The 4th reason hardware is vastly cheaper is it needs less testing.
In the example above you can either trust your FPGA/ASIC software to implement a byte-wide full adder properly, because thats kinda a basic task for that technology, or you can whack the byte-wide adder with all possible test cases in a couple ns on real hardware, all possible binary inputs and outputs are quite well known and trivial. When you ask google, or worse, alexa, to add two hexadecimal digits there are uncountable number of theoretical buffer overflows and MITM attacks possible spyware/virus infections and similar such nonsense at multiple layers you probably are not even aware of.
The 5th reason hardware is vastly cheaper is environmentalism and energy costs.
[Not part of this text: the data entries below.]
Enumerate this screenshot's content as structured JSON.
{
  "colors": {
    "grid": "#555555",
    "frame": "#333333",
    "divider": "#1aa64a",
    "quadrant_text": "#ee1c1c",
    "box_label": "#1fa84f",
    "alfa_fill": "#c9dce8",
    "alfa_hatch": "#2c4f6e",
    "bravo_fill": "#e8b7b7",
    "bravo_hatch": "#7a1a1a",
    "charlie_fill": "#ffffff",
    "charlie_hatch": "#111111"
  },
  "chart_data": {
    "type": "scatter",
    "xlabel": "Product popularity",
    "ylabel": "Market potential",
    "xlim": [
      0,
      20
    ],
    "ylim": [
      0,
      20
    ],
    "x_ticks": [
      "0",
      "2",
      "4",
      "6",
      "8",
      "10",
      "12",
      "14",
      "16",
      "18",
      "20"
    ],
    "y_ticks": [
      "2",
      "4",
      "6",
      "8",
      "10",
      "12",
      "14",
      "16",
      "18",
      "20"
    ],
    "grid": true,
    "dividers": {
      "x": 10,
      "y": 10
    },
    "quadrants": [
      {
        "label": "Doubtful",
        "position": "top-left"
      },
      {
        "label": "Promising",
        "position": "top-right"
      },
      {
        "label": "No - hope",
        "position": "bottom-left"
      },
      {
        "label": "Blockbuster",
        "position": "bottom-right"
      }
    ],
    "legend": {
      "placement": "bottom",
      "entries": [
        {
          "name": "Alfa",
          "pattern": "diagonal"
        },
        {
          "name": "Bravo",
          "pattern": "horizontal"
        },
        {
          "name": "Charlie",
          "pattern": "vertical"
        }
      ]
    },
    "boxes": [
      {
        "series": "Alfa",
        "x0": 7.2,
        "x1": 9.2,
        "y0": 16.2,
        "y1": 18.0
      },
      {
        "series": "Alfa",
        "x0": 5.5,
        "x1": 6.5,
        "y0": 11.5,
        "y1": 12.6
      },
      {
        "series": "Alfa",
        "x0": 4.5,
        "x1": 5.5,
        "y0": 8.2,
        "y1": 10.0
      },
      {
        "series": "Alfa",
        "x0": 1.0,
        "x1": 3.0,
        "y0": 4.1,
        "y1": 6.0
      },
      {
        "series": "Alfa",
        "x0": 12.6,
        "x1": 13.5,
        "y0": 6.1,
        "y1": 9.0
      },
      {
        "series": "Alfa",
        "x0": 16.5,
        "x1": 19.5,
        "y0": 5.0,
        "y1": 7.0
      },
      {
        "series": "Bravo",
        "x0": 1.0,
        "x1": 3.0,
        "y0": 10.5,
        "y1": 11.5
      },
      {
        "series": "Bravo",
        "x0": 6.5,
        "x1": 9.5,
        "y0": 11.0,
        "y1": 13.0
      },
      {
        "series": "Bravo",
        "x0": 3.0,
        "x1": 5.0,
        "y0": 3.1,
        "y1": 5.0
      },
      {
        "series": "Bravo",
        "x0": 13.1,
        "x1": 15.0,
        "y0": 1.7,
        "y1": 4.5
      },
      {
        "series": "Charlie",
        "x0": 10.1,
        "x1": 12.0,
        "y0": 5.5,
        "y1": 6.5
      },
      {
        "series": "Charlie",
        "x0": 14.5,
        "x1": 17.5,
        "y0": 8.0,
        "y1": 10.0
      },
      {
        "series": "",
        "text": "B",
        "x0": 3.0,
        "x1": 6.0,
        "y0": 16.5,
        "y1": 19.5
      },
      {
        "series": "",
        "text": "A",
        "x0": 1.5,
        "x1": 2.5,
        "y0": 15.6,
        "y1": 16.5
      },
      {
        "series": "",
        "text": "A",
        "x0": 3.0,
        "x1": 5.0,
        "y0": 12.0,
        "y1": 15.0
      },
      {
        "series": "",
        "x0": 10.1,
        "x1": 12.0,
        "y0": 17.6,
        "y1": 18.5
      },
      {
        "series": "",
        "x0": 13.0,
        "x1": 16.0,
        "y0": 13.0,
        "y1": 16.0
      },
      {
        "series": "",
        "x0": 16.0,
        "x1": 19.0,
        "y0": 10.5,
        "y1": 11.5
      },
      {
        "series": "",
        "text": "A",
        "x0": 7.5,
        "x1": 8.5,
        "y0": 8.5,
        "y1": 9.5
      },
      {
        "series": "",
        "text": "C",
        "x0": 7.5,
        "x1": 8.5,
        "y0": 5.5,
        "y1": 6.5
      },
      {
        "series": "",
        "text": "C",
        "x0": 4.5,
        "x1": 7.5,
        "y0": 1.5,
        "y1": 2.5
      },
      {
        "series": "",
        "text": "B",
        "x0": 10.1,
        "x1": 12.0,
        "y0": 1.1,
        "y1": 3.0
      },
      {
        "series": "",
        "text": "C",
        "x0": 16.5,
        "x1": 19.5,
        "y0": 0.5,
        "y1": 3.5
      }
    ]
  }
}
I have trouble estimating the energy cost of a byte-wide adder in a ASIC or a CPU, surely it can't be more than charging and discharging a couple sub-pF capacitors... takes billions of transistors switching like crazy to dump the 100 watts a server motherboard can dump and a full adder doesn't take many transistors. On the other hand the infrastructure and environmental damage required to ask Alexa to add two hex digits is very high. You can piggy back on it by passing the buck; well, we need that environmental damage and economic cost to enable netflix at which point asking alexa questions is a drop in the bucket, but people have polluted for centuries on the same argument (well, its just a little extra lost plutonium and compared to above ground nuclear testing its a drop in the bucket, etc)
This goes against all experience I had with hardware, and everything I have ever heard from every single embedded/electronics engineer.
Troubleshooting everything that could theoretically go wrong when asking Alexa to add two numbers is simply impossible or incredibly expensive.
Space shuttle computers for autolanding are possible although testing suites are expensive, as you state. Implementing that process to the same level of reliability using a vast distributed software technology like Alexa would be essentially an infinite cost.
Its a given level of reliability problem; can't compare the apples to oranges of extremely unreliable software or even worse, networked, solutions to something as relatively cheaply reliable as hardware.
That said, I suspect it is also a bit misleading. If you are relying on functionality of the hardware for esoteric things, you test them heavily.
At the application level, less is needed. Spec will be met.
But, humans are big and laggy, and I don't know if I could type in the question to Google or even a terminal faster than getting the answer from Alexa.